Dostoevsky (hereinafter “D”) was a political prisoner sentenced to death for reading banned books. But the most incredible feat of luck pulled him out of the gallows, and he was sent to a Siberian work camp. He forced himself to channel a danger of hopelessness and resignation in such a squalid environment into the world of imagination. His characters were his alter egos trapped in a cycle of solipsistic containment of morality, religiosity, and social justice. In these attitudinal and creative values as a way of relieving himself from the slough of despond, D finds a kindred spirit in Frankl (hereinafter “F”), whose spirit never succumb to the hopeless situations in death camps where life seemed to be a curse. Instead, f kept himself busy by constantly devising his school of thought, analyzing it, and structuralizing the concepts in his head and on any writable medium he could find discreetly. The result is Logotherapy, the third Viennese school of psychotherapy that encompasses philosophy, religion, neurology, and psychoanalysis, whose nature and method are common to all humans and applicable to all regardless of age, gender, race, and culture.
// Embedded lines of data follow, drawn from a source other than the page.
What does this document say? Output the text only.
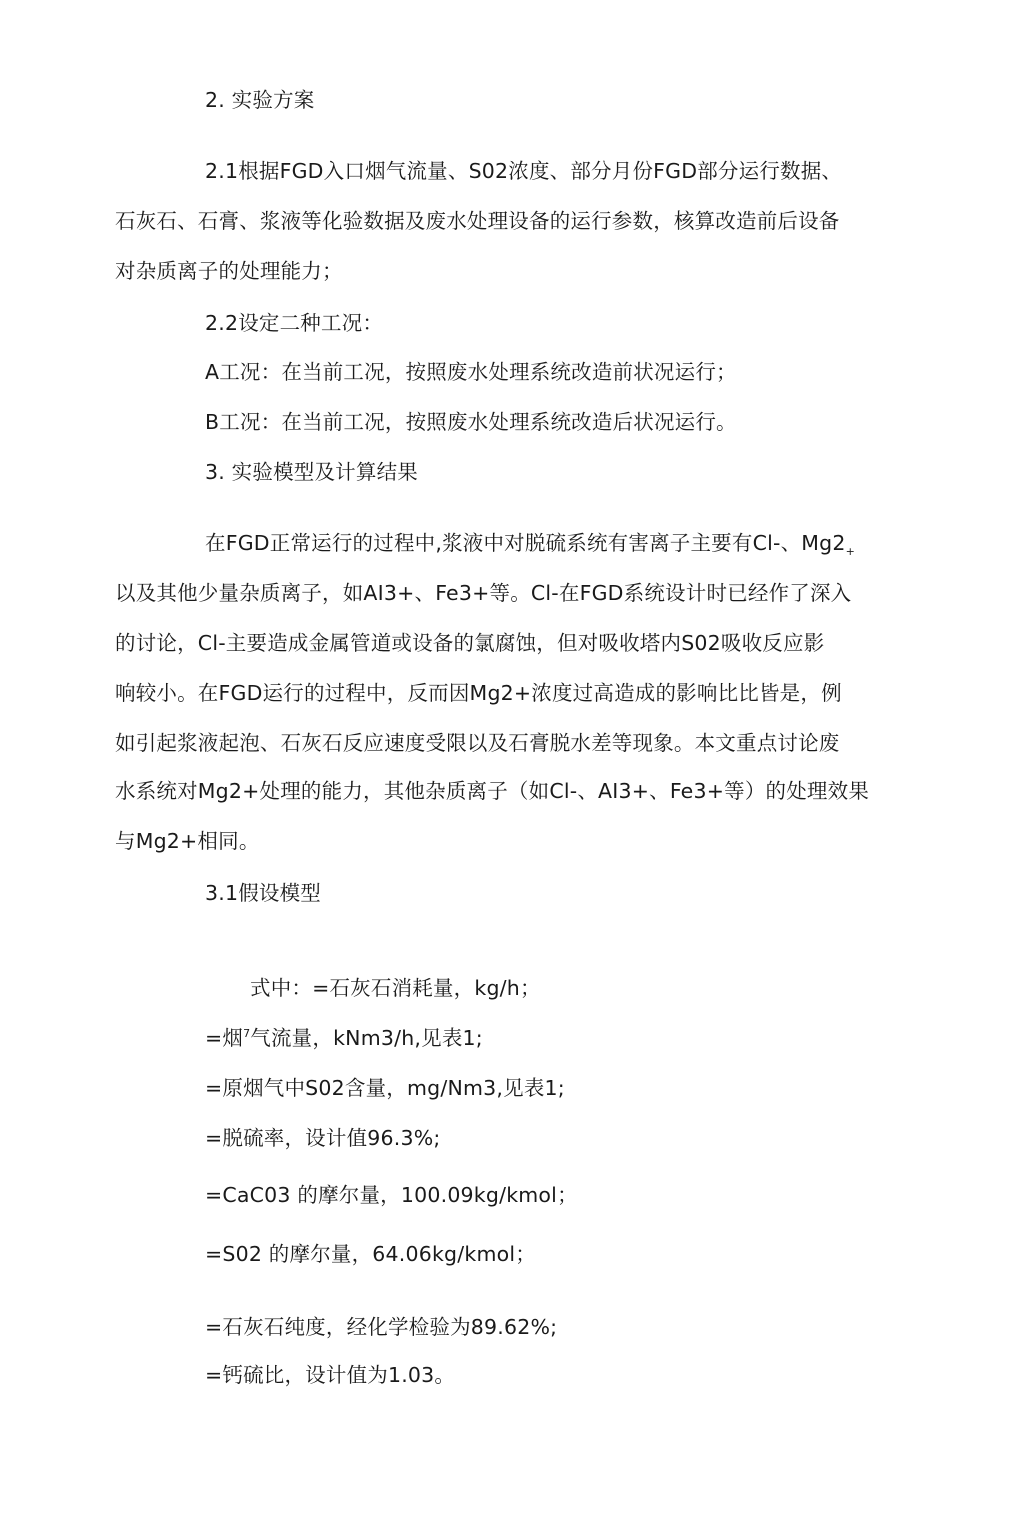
2. 实验方案
2.1根据FGD入口烟气流量、S02浓度、部分月份FGD部分运行数据、
石灰石、石膏、浆液等化验数据及废水处理设备的运行参数，核算改造前后设备
对杂质离子的处理能力；
2.2设定二种工况：
A工况：在当前工况，按照废水处理系统改造前状况运行；
B工况：在当前工况，按照废水处理系统改造后状况运行。
3. 实验模型及计算结果
在FGD正常运行的过程中,浆液中对脱硫系统有害离子主要有Cl-、$Mg2_+$
以及其他少量杂质离子，如AI3+、Fe3+等。Cl-在FGD系统设计时已经作了深入
的讨论，Cl-主要造成金属管道或设备的氯腐蚀，但对吸收塔内S02吸收反应影
响较小。在FGD运行的过程中，反而因Mg2+浓度过高造成的影响比比皆是，例
如引起浆液起泡、石灰石反应速度受限以及石膏脱水差等现象。本文重点讨论废
水系统对Mg2+处理的能力，其他杂质离子（如Cl-、AI3+、Fe3+等）的处理效果
与Mg2+相同。
3.1假设模型
式中：=石灰石消耗量，kg/h；
=烟$^7$气流量，kNm3/h,见表1;
=原烟气中S02含量，mg/Nm3,见表1;
=脱硫率，设计值96.3%;
=CaC03 的摩尔量，100.09kg/kmol；
=S02 的摩尔量，64.06kg/kmol；
=石灰石纯度，经化学检验为89.62%;
=钙硫比，设计值为1.03。
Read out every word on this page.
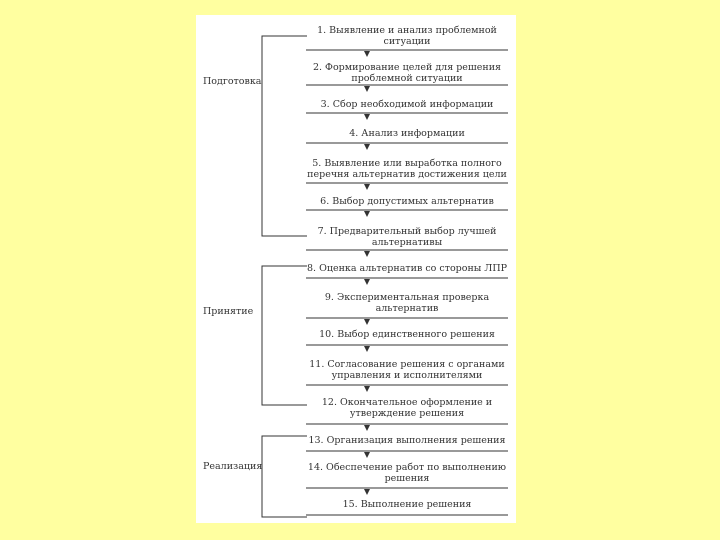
Подготовка
Принятие
Реализация
1. Выявление и анализ проблемной ситуации
2. Формирование целей для решения проблемной ситуации
3. Сбор необходимой информации
4. Анализ информации
5. Выявление или выработка полного перечня альтернатив достижения цели
6. Выбор допустимых альтернатив
7. Предварительный выбор лучшей альтернативы
8. Оценка альтернатив со стороны ЛПР
9. Экспериментальная проверка альтернатив
10. Выбор единственного решения
11. Согласование решения с органами управления и исполнителями
12. Окончательное оформление и утверждение решения
13. Организация выполнения решения
14. Обеспечение работ по выполнению решения
15. Выполнение решения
So much so for the reading of the brief article, but the effect is magnanimous and resonant with a pellucid tenor of a victorious high human spirit with humor as a handmaid to intellect (wit), which would otherwise be grim and dreary subject to temperamental bouts of depression and pessimism. Both men in their prime of youth had their sovereign rights of individualities in tatters and shackles, but their willingness to live and achieve their goals exceeded the compass of the malicious fortune and triumphed in perennial glory. They are, as Ben Jonson in his humor might have concurred, men not of an age but for all time.